If you ever wanted to test how well your HD display was at reproducing blacks, Sin City on Blu-ray Disc is certainly the title to do it with. This 1.78:1 AVC/MPEG-4 1080p/24 transfer has superb, obsidian blacks yet maintains a fine level of shadow delineation. Foreground and background detail is stellar, as every drop of ubiquitous rain in Sin City is visible and fine textures are all reproduced flawlessly, from the wrinkles on people’s faces to the creases on their leather jackets. Then, of course, there are the occasional flashes of bold, vibrant primary colours that absolutely jump from the screen. For a film that relies so little colour, Sin City on Blu-ray looks absolutely three-dimensional in this fine transfer.
This Canadian release of Sin City on BD is provided with both the original English language track and a French dub version in DTS-HD Master Audio 5.1 lossless encodings in addition to Dolby Digital 5.1 versions.

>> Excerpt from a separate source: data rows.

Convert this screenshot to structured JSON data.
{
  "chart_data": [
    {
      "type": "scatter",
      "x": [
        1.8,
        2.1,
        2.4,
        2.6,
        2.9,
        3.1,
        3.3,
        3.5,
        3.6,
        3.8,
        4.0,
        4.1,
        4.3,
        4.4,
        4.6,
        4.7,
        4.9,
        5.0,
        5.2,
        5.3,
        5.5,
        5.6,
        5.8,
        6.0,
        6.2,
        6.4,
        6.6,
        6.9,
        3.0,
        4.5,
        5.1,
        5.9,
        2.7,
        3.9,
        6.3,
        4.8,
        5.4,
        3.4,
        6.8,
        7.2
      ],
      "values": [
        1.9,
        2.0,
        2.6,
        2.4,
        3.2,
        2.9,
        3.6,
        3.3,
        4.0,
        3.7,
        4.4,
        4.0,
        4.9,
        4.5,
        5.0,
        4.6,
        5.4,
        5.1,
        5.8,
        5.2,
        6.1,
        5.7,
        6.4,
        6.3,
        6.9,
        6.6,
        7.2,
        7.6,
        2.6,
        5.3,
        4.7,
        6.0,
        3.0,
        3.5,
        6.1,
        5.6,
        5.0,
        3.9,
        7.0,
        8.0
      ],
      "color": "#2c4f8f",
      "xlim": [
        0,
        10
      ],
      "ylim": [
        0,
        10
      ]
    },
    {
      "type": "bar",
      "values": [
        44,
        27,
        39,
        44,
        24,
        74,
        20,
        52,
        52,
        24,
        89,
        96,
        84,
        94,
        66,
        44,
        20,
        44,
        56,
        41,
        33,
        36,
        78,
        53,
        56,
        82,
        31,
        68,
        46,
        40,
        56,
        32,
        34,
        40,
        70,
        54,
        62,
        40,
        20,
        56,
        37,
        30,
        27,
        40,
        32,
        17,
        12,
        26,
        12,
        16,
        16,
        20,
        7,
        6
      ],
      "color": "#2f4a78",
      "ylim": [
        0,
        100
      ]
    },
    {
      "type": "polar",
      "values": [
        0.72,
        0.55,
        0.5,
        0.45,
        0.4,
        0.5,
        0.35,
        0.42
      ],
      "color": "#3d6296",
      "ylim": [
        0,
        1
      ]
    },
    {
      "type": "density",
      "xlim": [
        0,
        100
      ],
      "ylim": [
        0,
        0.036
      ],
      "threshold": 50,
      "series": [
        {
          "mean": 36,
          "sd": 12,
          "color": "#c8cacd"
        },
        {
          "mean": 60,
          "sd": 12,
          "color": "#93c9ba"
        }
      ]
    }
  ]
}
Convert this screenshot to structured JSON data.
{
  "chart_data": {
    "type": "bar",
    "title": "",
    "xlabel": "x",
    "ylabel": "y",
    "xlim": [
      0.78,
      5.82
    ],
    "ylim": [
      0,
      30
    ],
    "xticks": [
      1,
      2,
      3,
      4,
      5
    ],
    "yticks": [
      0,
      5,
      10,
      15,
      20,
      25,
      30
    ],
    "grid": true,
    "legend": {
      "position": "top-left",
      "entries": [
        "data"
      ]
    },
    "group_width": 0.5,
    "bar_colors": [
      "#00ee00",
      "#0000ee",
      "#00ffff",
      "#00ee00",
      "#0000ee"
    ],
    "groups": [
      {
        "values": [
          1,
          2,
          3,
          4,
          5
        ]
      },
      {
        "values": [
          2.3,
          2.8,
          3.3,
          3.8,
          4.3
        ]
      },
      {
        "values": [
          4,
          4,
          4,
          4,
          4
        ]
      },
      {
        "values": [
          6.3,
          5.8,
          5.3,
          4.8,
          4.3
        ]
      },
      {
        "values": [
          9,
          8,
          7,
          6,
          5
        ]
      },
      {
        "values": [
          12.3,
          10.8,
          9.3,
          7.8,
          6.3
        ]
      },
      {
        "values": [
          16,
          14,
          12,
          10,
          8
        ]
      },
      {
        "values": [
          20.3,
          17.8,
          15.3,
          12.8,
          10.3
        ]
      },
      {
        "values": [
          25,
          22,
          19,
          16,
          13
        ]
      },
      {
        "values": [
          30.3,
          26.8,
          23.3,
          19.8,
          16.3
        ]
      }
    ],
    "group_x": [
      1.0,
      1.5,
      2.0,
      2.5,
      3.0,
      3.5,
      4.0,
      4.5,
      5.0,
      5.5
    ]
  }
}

From the beginning, Sin City’s lossless 5.1 mix asserts itself as an all-encompassing fully engrossing wonder of sound design. All six channels are used aggressively as the surround channels are filled with the perfect amount of ambience that adds cohesiveness to the entire mix as well as discrete, directional sound effects, such as thunder, gunfire, sirens and more. The front channels are used effectively well, following action on and off screen. Low frequency extension is full, with punches landing thunderously, gunshots booming and explosions rattling the floorboards. Apart from some occasional clipping apparent, dialogue is mostly clean and intelligible and balanced perfectly into the mix. This is reference quality stuff all the way.
Move along, there’s nothing here to see. This release of Sin City is absolutely bare bones with no supplements whatsoever.
The Definitive Word
Sin City is one of the most successful adaptations of a graphic novel ever to the big screen. It is yet more evidence of the coming of age of the “comic book” as something worthy of artistic consideration. This release on Blu-ray from Alliance doesn’t tack on any extras as added value, but for those in the U.S. who can’t wait for the domestic release and are unconcerned about the frills, there’s no arguing that this is well done. I do not hesitate to recommend this wholeheartedly as a top-tier addition to any collection.